1.31.2006

O Elogio do Verdete por David Maisel

David Maisel apareceu-me pela primeira vez através do bldgblog. Tal como Geoff Manaugh, fiquei fascinado pelas fotografias aéreas tiradas sobre o Owens Lake na Califórnia, sobre o Great Salt Lake em Utah, sobre Los Angeles ou sobre as grandes transformações mineiras no território (vale a pena conhecer mais sobre o The Lake Project , Terminal Mirage e Oblivion, The Mining Project, respectivamente).


fotografias dos projectos The Lake Project, Terminal Mirage, Oblivion, The Mining Project (fotografias de David Maisel)

Um outro projecto de Maisel, talvez não tão mediático como os anteriores, é o Library of Dust. Neste projecto fotográfico, ele fotografa dezenas entre centenas de latas de cobre que foram deixadas numa sala de um anexo do hospital psiquiátrico estatal de Oregon, nos EUA. Em cada uma delas foi colocado os restos cremados dos pacientes cuja morte não solicitou a atenção de um familiar ou amigo. Desde 1883, a altura da abertura do hospital, até aos anos 70, estas latas foram sendo arrumadas ao abandono do tempo.

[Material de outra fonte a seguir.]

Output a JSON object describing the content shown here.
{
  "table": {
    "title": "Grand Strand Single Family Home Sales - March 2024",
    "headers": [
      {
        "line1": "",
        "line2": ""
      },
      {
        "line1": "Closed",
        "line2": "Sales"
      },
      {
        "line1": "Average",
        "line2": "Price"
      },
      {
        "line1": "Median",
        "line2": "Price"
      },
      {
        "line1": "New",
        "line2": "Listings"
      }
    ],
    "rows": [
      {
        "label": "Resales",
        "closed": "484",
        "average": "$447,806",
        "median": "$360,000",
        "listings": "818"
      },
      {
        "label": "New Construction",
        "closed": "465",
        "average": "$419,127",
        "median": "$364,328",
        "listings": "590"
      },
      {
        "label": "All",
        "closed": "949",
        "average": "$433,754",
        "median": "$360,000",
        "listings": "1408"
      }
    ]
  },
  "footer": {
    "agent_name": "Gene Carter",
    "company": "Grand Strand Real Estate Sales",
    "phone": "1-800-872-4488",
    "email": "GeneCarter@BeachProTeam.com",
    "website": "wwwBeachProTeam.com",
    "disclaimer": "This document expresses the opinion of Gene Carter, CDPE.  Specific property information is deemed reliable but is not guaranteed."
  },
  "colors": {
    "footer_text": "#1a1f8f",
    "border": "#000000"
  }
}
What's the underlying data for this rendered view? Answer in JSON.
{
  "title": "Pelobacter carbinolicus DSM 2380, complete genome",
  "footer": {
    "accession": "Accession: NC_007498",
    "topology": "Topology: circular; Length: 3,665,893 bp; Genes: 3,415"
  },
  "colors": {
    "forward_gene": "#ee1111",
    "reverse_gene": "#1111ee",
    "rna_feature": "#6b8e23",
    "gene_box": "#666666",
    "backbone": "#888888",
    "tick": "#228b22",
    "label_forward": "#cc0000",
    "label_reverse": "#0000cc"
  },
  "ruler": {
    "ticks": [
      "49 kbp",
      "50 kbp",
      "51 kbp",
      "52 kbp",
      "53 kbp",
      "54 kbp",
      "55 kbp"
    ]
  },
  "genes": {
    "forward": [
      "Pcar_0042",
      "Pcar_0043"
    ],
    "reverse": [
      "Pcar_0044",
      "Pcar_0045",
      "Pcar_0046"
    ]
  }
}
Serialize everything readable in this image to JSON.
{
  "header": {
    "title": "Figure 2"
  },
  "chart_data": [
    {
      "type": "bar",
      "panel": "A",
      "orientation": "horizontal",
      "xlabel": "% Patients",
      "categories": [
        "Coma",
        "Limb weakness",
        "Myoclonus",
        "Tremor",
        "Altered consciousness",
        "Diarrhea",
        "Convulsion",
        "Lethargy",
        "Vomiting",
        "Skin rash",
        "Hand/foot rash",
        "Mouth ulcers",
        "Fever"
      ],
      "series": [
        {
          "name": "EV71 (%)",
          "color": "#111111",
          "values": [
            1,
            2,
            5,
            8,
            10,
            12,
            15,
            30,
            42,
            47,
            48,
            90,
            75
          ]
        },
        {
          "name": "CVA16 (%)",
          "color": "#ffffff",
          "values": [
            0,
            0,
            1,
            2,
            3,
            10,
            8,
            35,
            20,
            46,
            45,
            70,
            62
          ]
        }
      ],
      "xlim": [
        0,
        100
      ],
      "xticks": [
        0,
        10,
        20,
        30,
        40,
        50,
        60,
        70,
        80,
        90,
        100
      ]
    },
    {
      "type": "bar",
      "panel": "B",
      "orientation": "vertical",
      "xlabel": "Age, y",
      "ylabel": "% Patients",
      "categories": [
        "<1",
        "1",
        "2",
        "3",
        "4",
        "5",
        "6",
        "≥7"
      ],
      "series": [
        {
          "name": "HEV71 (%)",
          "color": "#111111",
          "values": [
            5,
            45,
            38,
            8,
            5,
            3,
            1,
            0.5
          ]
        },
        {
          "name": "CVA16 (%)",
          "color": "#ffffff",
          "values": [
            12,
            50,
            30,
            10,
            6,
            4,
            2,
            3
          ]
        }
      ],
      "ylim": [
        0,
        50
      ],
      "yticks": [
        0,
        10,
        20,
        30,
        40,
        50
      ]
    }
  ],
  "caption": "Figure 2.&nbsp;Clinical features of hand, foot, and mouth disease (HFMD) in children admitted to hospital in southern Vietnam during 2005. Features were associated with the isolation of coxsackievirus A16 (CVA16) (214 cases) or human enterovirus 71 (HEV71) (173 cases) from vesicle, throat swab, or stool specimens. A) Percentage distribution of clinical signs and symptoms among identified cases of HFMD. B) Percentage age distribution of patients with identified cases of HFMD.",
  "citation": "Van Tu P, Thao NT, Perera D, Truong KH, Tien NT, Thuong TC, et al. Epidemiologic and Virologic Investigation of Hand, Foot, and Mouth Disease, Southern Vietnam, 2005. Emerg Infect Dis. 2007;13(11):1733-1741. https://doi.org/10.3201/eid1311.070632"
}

No texto de apresentação do projecto David Maisel fala-nos da individualidade de cada lata de cobre como um processo de exteriorização metafísica do ser finado. Menospreza, no entanto, as condições reais que levaram à formação de tantas singularidades. O maior interesse nestas latas reside aí, na compreensão de como em centenas de latas mais ou menos semelhantes, sujeitas sensivelmente às mesmas condições desenvolvem-se tantas morfologias.
O verdete, que se forma pela acção do dióxido de carbono, da humidade do ar, do oxigénio e dos agentes atmosféricos (ventos, insolação,...) sobre o cobre, é o principal sintoma da acção contínua a que a superfície das latas fica sujeita neste ambiente relativamente controlado.
Mas, pelo facto de se encontrarem dentro de um meio controlado todas as pequenas variantes adquirem uma importância ampliada. Por exemplo, relativamente à superfície de suporte, as variações podem ser causadas pelas diferentes percentagens de impurezas que compõem o cobre das latas, pela altura do ano e o ano em que são criadas (mais seco ou húmido), pela forma e por quem são moldadas e soldadas. E só nestas variáveis existe uma gama inimaginável de outras que delas advém e que podem estar inseridas noutras escalas contextuais. Mas existem variáveis, mais próximas, relacionadas com o ambiente como a disposição das latas dentro da sala, como seja, a altura da estante (mais próxima ou afastada do chão), a proximidade milimétrica a que as latas estão da parede, o número de vezes a que estiveram sujeitas a ambientes exteriores ao anexo (daí que a relação de proximidade/afastamento à porta de entrada poderá ter alguma importância), o momento em que foram lá colocadas, as movimentações que sofreram dentro do anexo, o pó que se instala à superfície das latas, as correntes de ar internas, a arquitectura do anexo, a orientação do edifício... Contudo, nem todas as mais pequenas variáveis, analisadas e quantificadas, podiam, com real exactidão, justificar os sinais marcados à superfície de cobre. Aqui, complementando a rede infindável de variáveis, o caos manifesta-se no seu maior esplendor. Cada marca, cor e tom, depressão ou relevo, acumulação e dispersão de verdete resultam da interacção de todos os sistemas variáveis actuantes directa e indirectamente, associados à própria desordem dos sistemas ao longo do tempo.